The following COBOL statements directly support UTF-8 items:

ALLOCATE and FREE
UTF-8 data items declared in the LINKAGE SECTION can be dynamically allocated and freed.
EVALUATE and IF
The comparison of UTF-8 data items in conditions is supported. Comparisons of UTF-8 data items are done by using binary byte-by-byte comparisons.

UTF-8 data items can only be compared with items of class alphabetic, class alphanumeric, class national, or class UTF-8.

Conversions from EBCDIC to UTF-8 and UTF-16 to UTF-8 are done automatically where necessary during comparisons.

INITIALIZE
The category default for UTF-8 data items is x'20', a UTF-8 space.
JSON GENERATE and JSON PARSE
Data items of category UTF-8 can be used as key parts for JSON GENERATE and JSON PARSE operations.
MERGE and SORT
Data items of category UTF-8 can be used as key parts for sort and merge operations.

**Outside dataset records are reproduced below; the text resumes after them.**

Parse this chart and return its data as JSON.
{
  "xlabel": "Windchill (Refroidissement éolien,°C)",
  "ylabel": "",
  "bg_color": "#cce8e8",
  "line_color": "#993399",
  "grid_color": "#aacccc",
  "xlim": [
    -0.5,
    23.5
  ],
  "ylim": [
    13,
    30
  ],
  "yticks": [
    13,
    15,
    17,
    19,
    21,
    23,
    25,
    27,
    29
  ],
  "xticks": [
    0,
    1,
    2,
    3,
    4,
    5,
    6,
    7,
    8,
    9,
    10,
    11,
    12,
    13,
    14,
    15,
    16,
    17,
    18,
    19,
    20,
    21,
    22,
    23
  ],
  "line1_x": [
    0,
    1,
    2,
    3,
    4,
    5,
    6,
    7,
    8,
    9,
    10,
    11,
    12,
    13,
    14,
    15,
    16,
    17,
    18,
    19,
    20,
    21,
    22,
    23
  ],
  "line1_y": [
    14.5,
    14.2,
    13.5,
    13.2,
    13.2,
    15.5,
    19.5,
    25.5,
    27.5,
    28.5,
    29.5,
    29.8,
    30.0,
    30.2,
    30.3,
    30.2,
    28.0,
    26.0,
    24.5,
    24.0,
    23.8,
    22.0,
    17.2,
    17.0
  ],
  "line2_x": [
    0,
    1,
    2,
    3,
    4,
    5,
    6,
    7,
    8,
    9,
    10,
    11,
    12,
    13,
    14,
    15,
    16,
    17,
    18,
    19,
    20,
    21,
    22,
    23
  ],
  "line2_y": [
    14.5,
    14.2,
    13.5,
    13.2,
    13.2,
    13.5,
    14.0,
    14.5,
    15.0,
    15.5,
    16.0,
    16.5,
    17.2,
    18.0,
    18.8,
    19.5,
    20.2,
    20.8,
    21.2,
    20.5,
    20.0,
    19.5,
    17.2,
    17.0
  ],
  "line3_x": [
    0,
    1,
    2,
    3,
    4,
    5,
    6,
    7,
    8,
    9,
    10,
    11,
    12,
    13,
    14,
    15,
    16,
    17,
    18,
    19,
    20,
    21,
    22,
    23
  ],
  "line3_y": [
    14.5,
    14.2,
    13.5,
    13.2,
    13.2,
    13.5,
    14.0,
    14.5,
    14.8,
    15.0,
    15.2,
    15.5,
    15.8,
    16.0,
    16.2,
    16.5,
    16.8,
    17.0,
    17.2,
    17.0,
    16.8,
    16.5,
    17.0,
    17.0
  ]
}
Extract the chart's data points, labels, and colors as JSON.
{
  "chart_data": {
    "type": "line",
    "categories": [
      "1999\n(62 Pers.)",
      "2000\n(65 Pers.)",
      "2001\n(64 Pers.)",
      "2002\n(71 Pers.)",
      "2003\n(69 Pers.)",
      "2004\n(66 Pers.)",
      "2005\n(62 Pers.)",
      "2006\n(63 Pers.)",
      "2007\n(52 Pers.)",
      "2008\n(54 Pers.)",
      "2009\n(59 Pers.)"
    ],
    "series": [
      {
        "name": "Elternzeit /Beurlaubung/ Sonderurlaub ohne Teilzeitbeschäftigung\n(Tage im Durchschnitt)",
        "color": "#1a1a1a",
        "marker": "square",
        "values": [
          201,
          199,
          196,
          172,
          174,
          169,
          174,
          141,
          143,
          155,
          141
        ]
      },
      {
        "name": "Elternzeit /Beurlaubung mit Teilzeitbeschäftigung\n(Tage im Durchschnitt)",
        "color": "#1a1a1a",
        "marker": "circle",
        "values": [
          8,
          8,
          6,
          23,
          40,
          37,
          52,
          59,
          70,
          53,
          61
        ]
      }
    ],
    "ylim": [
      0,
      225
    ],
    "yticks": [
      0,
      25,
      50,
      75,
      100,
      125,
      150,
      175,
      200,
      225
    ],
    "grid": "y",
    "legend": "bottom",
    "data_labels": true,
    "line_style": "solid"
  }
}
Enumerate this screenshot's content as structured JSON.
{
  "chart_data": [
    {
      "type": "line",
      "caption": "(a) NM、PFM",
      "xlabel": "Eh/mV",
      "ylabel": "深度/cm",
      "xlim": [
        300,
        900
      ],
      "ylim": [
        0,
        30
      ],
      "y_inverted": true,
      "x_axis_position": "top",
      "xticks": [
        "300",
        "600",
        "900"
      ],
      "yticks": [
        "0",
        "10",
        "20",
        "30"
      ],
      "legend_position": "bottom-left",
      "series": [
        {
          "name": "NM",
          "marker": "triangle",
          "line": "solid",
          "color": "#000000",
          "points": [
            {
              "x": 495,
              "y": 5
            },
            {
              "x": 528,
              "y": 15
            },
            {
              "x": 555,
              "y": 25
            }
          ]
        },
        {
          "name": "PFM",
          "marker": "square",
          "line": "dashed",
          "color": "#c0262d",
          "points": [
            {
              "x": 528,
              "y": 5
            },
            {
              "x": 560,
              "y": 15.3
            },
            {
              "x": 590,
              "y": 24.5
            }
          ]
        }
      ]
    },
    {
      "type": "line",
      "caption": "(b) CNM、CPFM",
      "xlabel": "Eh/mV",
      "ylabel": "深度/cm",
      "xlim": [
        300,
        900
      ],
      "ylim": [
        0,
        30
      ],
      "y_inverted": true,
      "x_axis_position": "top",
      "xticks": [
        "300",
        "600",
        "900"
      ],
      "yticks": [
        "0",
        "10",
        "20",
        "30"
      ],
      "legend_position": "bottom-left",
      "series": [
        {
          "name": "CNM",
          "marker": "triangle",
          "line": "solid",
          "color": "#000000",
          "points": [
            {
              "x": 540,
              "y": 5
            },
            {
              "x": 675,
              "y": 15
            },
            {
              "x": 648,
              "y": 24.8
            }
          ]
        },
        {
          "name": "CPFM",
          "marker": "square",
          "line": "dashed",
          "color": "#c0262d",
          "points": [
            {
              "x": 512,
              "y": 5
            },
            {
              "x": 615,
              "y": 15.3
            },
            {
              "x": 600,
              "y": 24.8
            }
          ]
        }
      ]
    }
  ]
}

All comparisons of UTF-8 data in COBOL are done by using a binary, byte-by-byte comparison. This should produce the same ordering for a set of UTF-8 strings as the corresponding set of NATIONAL strings representing the same Unicode code points, assuming all code points in the strings are from the Basic Multilingual Plane (BMP).

MOVE
Basic move rules:
  • A category UTF-8 sender can be moved only to an item of class and category national, UTF-8, numeric, numeric edited, external floating-point, and internal floating-point.
  • A category UTF-8 item can only receive an item of class alphabetic, class alphanumeric, class national, or class UTF-8.
    Note: This includes items such as numeric-edited, alphanumeric-edited, national-edited, and national-numeric-edited.
Padding and truncation, where needed, are always done at the UTF-8 character (that is, Unicode code point) level.
STRING and UNSTRING
Data is transferred from the sending fields to the receiving field using the rules of the MOVE statement for elementary UTF-8-to-UTF-8 moves.
The following COBOL statements do not support UTF-8 arguments:
  • ACCEPT
  • INSPECT
  • XML GENERATE
  • XML PARSE
Tip: If you need to use a UTF-8 data item with a statement such as INSPECT that does not yet support UTF-8 data items natively, you can always move the UTF-8 data item to a national data item first and use the national item in the statement instead.